The ‘feminist’ movement in the media tends to get attention for being angry. They point out injustice and rage against men and other women and keep pointing out how women are victims – constant, constant victims. Suffering abuse and violence and having to fight their way out of this oppression.

No part of me denies that there are problems and that women in the roles they mostly make up (service, caretakers, creative industries, social anything) are disproportionately disadvantaged. It’s not just domestic and other violence against women, which is recently starting to take a prominent place in political agendas around the world, it is also in the destruction brought on by capitalism, by the military industries, the wars brought on by domination of resources, the neglect of the environment and so much more.

But women are more than just victims. They are better educated, they are more likely to enter higher education than men, they are better trained, they drive better, they save better and ultimately they survive better.

But then when everything in the world is involved at some point it must involve everyone else in it as well. The women’s movement can’t be seen in isolation. Any impact on women is spread towards everyone. Women’s anger, which does not rise up in isolation, is directed and absorbed by those around them and those around them tend to be children who go on to pour out the same.

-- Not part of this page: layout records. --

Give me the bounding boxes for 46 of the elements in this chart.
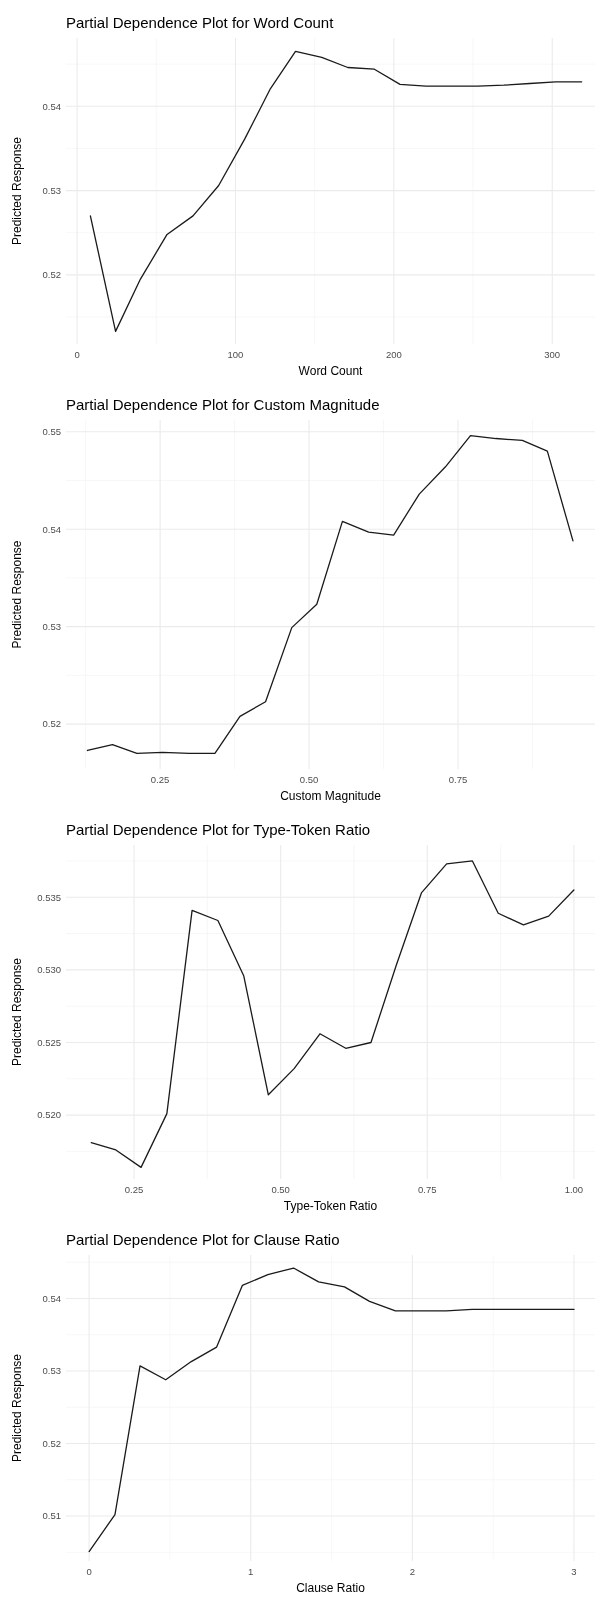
x-tick-label: 0.50 (271, 1184, 290, 1195)
y-tick-label: 0.54 (42, 1292, 61, 1304)
y-tick-label: 0.52 (42, 269, 61, 281)
y-tick-label: 0.530 (37, 964, 61, 976)
x-tick-label: 1 (248, 1566, 254, 1577)
y-tick-label: 0.53 (42, 621, 61, 632)
x-axis-title: Word Count (298, 364, 364, 378)
y-axis-title: Predicted Response (10, 540, 24, 649)
y-tick-label: 0.520 (37, 1109, 61, 1121)
chart-title: Partial Dependence Plot for Custom Magnitude (66, 396, 380, 413)
y-tick-label: 0.53 (42, 1365, 61, 1377)
x-tick-label: 0.75 (448, 774, 468, 785)
y-tick-label: 0.525 (37, 1036, 61, 1048)
chart-title: Partial Dependence Plot for Word Count (66, 14, 335, 31)
line-series (88, 1267, 575, 1553)
y-axis-title: Predicted Response (10, 136, 24, 246)
x-tick-label: 0 (86, 1566, 92, 1577)
x-axis-title: Custom Magnitude (280, 789, 382, 803)
x-tick-label: 0.50 (299, 774, 319, 785)
chart-title: Partial Dependence Plot for Type-Token Ratio (66, 821, 371, 838)
x-tick-label: 0.75 (418, 1184, 437, 1195)
y-tick-label: 0.52 (42, 718, 61, 730)
y-tick-label: 0.52 (42, 1437, 61, 1449)
y-tick-label: 0.535 (37, 891, 61, 903)
x-tick-label: 2 (409, 1566, 416, 1577)
x-tick-label: 1.00 (564, 1184, 584, 1195)
y-tick-label: 0.53 (42, 184, 61, 196)
line-series (86, 434, 574, 755)
x-tick-label: 0.25 (124, 1184, 144, 1195)
x-tick-label: 0 (74, 349, 80, 360)
line-series (90, 860, 575, 1169)
y-axis-title: Predicted Response (10, 1353, 24, 1463)
x-tick-label: 0.25 (150, 774, 170, 785)
x-axis-title: Clause Ratio (296, 1581, 366, 1595)
chart-title: Partial Dependence Plot for Clause Ratio (66, 1231, 340, 1248)
x-axis-title: Type-Token Ratio (283, 1199, 378, 1213)
y-axis-title: Predicted Response (10, 957, 24, 1067)
y-tick-label: 0.51 (42, 1510, 61, 1522)
y-tick-label: 0.55 (42, 426, 61, 438)
x-tick-label: 200 (385, 349, 402, 360)
x-tick-label: 100 (227, 349, 244, 360)
y-tick-label: 0.54 (42, 523, 61, 535)
x-tick-label: 300 (544, 349, 561, 360)
y-tick-label: 0.54 (42, 100, 61, 112)
x-tick-label: 3 (571, 1566, 577, 1577)
line-series (89, 50, 583, 333)
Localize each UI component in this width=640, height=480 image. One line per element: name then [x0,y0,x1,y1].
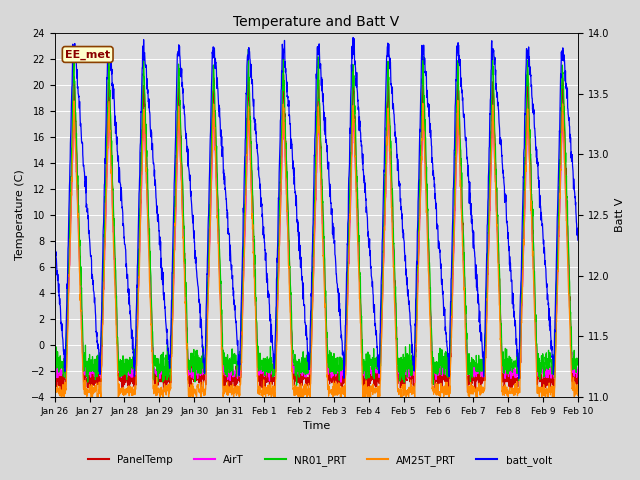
Y-axis label: Temperature (C): Temperature (C) [15,169,25,261]
X-axis label: Time: Time [303,421,330,432]
Title: Temperature and Batt V: Temperature and Batt V [233,15,399,29]
Text: EE_met: EE_met [65,49,110,60]
Legend: PanelTemp, AirT, NR01_PRT, AM25T_PRT, batt_volt: PanelTemp, AirT, NR01_PRT, AM25T_PRT, ba… [84,451,556,470]
Y-axis label: Batt V: Batt V [615,198,625,232]
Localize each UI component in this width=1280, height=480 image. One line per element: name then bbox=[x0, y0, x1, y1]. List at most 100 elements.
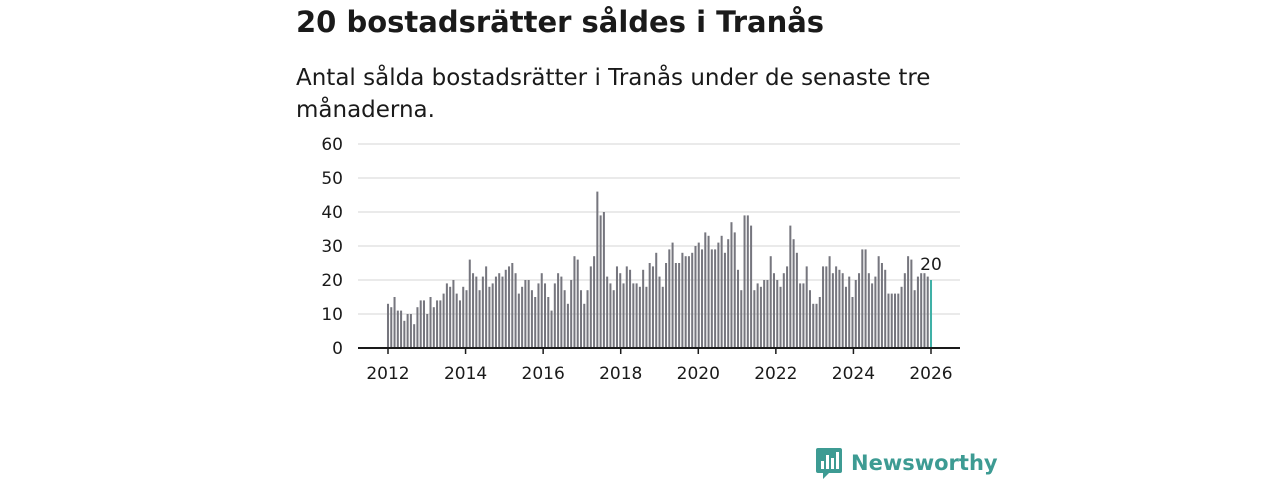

Then there is the other side of the feminine; art. There is a £35 million cut in our local budget in Bristol and yet the beauty keeps growing and spreading and no part of it screams out I am a victim and I will destroy you.

As far as the newspapers and the channels see: the art movement which captures the media’s attention is, like the urban graffiti movement, mostly male. It’s the men that draw on the walls and bring colour to the city and it is the women who are screaming and ranting and unleashing sarcastic tirades in the media.

Can that be right? I don’t see how that can be true in reality. There must be more in real life than what we are seeing in the media. I’m going to keep looking.